Я рассказал об этом разоблачении Константину Павловичу. Он сначала схватился за голову: «Как же это я?!» А потом долго хохотал, держась за сердце.

Незадолго до смерти Константин Павлович слег. Парализовало правую руку. И он попросил планшет, бумагу, карандаш и настойчиво стал учиться рисовать левой рукой. Не рисовать он не мог.

8 января 1959 года, прикованный болезнью к постели, Борис Иванович Пророков записал в своем дневнике:

«В данный момент в Московском Союзе художников товарищи прощаются с К. П. Ротовым. Вчера вечером из «Вечерней Москвы» я узнал о смерти этого замечательного и неповторимого художника».

В «Крокодиле» была создана комиссия по похоронам. Втроем мы отправились в Моссовет. Нас радушно принял заместитель председателя исполкома, ведавший коммунальными делами, а значит, и кладбищами. Он усадил нас на мягкие, с художественной резьбой стулья и приготовился слушать.

— Умер художник Ротов. Один из корифеев «Крокодила». Мы хотели бы похоронить его на Ваганьковском кладбище…

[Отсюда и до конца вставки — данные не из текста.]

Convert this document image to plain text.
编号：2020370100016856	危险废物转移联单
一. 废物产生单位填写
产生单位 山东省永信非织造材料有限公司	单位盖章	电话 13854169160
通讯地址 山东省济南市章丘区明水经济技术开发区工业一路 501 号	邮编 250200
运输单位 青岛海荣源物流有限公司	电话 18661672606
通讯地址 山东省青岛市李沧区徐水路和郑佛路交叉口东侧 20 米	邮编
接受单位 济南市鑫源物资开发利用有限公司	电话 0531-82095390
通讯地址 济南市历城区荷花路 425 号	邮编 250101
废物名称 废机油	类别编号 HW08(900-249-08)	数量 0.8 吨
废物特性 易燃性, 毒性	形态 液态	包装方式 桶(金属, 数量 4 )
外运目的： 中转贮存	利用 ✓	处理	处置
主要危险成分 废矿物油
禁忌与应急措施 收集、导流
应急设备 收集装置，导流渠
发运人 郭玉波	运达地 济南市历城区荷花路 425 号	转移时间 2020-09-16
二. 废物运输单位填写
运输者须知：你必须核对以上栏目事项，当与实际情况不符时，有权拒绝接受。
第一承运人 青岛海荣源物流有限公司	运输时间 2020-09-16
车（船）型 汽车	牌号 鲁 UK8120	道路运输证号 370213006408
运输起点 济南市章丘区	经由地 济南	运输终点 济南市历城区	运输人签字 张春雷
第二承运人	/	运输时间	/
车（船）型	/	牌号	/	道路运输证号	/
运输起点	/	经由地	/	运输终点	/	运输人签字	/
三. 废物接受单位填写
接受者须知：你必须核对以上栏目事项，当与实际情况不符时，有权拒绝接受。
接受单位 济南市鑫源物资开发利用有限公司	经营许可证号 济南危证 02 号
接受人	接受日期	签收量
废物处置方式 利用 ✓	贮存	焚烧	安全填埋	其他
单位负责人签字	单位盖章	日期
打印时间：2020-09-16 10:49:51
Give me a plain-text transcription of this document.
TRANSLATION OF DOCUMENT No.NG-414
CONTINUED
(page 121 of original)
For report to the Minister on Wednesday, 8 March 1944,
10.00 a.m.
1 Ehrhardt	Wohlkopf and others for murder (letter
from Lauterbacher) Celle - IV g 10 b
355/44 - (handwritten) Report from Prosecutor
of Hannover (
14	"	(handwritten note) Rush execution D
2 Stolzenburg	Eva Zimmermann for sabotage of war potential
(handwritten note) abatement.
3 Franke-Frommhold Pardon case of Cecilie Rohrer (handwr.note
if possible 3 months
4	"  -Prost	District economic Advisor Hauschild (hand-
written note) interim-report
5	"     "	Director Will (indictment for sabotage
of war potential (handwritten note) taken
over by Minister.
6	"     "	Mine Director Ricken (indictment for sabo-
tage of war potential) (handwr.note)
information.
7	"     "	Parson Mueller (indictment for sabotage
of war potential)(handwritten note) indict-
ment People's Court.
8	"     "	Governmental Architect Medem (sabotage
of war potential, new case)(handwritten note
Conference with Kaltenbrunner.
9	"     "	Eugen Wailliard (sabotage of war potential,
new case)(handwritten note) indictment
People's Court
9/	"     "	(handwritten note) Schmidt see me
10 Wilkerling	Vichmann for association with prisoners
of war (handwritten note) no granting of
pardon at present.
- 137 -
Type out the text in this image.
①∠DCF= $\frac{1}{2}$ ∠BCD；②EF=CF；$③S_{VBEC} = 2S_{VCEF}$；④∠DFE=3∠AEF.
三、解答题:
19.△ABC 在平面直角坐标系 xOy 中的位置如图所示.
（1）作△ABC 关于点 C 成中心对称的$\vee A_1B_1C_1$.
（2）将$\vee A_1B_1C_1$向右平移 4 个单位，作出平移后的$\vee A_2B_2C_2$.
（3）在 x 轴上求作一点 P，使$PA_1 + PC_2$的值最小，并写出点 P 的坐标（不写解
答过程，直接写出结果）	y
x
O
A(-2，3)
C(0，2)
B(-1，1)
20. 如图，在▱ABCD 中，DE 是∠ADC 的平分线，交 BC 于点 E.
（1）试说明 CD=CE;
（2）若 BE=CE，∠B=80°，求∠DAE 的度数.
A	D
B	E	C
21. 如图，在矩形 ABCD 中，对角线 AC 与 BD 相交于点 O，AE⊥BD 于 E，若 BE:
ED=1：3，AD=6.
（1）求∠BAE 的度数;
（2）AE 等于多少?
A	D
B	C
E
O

— А кто он, этот Ротов? — поинтересовался зампред.

— Замечательный, всемирно известный художник, — объяснил Егор Горохов.

— А звания у него какие?

— Званий у него нет…

— Ну и что ж вы хотите? Вот умрет, к примеру, академик — пожалуйста, хоть на Новодевичье. — И зампред, расплывшись в доброй улыбке, широко развел руки, как это делают, говоря «Добро пожаловать!» или показывая, какие осетры водились когда-то в Волге.

* * *

Похоронили Константина Павловича на Введенском кладбище. Когда могила была засыпана и все, постояв немного, двинулись к выходу, высокий мужчина с пышной седой шевелюрой остался…

— Идите, — сказал он. — Я отпою Константина Павловича.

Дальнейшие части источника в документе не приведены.